Сергей КОТЬКАЛО

Рассказы

МАННА НЕБЕСНАЯ
Этюд

Машина привезла их в обитель святой великомученицы Екатерины поздней ночью. Юный монастырский послушник развел гостей по келиям для отдыха. Зной, который паломники проехали от пристани меж красных скалистых гор, мгновенно сменился черною прохладою. Крупные, с яблоко, червленые зори частили, дымились над крышею гостиного двора. И было тихо, совсем тихо.

Илюшу уложили в мягкую, на удивление для столь строгой уставом обители, пушистую постель. Он, едва коснулся подушки, сразу уснул крепким сном. Но скоро его подняли, запихнули в теплую шерстяную куртку и потащили за верблюдом по камням на гору.

Понятно, встать-то он встал, однако проснулся только к середине подъема и немало подивился многолюдию тянувшейся снизу вверх вереницы, пересыпанной верблюжатами и верблюдами, навьюченных всадниками старыми и малыми. И это было мальчишке любо.

Впрочем, Илюша так же был люб сподвижникам. То связано не с его прямо таки ангельскою красотою: льняные, длинные кудри, рассыпанные по спине, кругленькое белое личико, синие-синие, как днепровские сливы очи…, – а врожденною кротостию, с какою он поднимался в гору, ни разу не молвив ни слова, и ни разу не аукнув на чей-то голос. Постоянная ровность и целеустремленность этого природного чуда понуждала даже взрослых, видавших виды, знавших не одну вершину мира, собраться и вести себя достойно детскому смирению.
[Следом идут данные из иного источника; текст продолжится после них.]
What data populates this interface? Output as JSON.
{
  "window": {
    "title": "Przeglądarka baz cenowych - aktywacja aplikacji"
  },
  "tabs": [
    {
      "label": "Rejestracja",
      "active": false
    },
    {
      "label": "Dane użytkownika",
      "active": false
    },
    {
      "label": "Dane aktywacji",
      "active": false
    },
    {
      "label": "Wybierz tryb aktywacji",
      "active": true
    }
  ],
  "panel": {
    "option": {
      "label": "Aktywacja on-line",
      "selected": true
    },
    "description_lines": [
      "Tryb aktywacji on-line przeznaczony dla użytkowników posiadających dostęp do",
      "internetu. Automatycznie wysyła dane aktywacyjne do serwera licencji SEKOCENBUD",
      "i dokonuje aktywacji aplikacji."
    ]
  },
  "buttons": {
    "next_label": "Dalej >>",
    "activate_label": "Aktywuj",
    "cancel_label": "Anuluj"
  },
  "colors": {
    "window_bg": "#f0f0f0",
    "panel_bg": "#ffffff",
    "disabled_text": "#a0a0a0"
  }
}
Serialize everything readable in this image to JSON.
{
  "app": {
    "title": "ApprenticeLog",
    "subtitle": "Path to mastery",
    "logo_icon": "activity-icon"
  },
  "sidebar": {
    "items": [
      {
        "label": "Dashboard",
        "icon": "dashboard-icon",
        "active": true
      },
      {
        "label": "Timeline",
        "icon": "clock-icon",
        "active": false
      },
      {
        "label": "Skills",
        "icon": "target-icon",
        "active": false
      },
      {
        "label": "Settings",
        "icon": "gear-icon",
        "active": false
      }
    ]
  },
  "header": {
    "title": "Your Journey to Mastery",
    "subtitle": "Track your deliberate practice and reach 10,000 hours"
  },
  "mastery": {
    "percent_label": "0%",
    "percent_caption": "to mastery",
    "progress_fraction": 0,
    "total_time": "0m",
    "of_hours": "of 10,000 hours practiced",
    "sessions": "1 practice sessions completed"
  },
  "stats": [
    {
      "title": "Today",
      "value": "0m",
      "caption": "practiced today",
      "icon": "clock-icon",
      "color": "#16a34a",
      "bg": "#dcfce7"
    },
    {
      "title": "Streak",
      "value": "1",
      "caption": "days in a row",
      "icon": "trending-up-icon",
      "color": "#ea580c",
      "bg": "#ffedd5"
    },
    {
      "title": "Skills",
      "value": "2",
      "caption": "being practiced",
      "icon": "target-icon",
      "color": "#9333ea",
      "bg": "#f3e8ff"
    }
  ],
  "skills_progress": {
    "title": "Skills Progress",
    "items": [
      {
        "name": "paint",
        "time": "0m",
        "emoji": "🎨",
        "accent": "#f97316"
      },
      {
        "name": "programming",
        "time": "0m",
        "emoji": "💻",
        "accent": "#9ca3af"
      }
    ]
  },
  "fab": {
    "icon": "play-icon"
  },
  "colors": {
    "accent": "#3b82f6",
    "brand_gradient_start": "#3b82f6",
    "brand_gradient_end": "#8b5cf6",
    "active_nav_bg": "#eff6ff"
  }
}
Только один старый геолог, будучи человеком недюжинного телосложения, вдруг, после какой-то весьма неуклюжей фразы на счет верблюжьей породы, распластался всею массою, этакая гора-человек на гладкой гранитной площадке. Но Илюша и тогда не шевельнулся никак, шаг за шагом возносясь над куполом собора монастыря.

В нужный час поводырь, подросток-бедуин, весело и игриво вывел партию паломников на вершину горы, на то самое место, где великому пророку Моисею Господь сообщил тайну спасения. Илюша подошел к краю отвесной скалы, вскинул широко растопыренные, будто крылья, руки горе и как бы телом потянулся за ними. Многие соглядатаи вскрикнули от страха. Мальчик даже ухом не повел, потому как на него и на всех стало наплывать единственное в таком виде солнце, досягаемое и осязаемое, что ни пером описать, ни в сказке сказать. Народ плакал, пел псалмы на разных языках, китайцы долбили головами камни, арабы били в бубны… – радости, казалось, несть конца.

Так вот, и тогда Илюша восторгался ровно и тихо. Лишь глазёнки его часто мигали и сияли в ответ ширине солнца, что вырастала до размера вселенной.

Рассвет на Синае длился не долго. В течение часа природу сменило одинаковое утро и паломники пошли долу, оставив позади на вершине горы Хорив крохотную церквушку. Илюша бессознательно плелся за поводырем. Конечно, мальчику, верно, было жаль так быстро расстаться с тем, к чему многие люди за всю жизнь не доходят, чтобы, хоть краем души, дотронуться святых стоп пророка Моисея. И все же он шел, повторяя и ровное дыхание, и молчание, и радость. Он спускался по старой дороге, которую вымостили собственноручно монахи древних времен. Ступени для него частенько превышали возможность шага, и тогда мальчик сползал по ним, не редко ударяя или царапая ноги и руки. Меж тем, усложненность спуска, масштабность валунов нисколько не уменьшили кротости и смирения в выражении лица и глаз Илюши. В них читалась напряженная затаенность ожидания некоего чуда. Вот-вот, казалось, и с ним произойдет большее, чем весь Синай.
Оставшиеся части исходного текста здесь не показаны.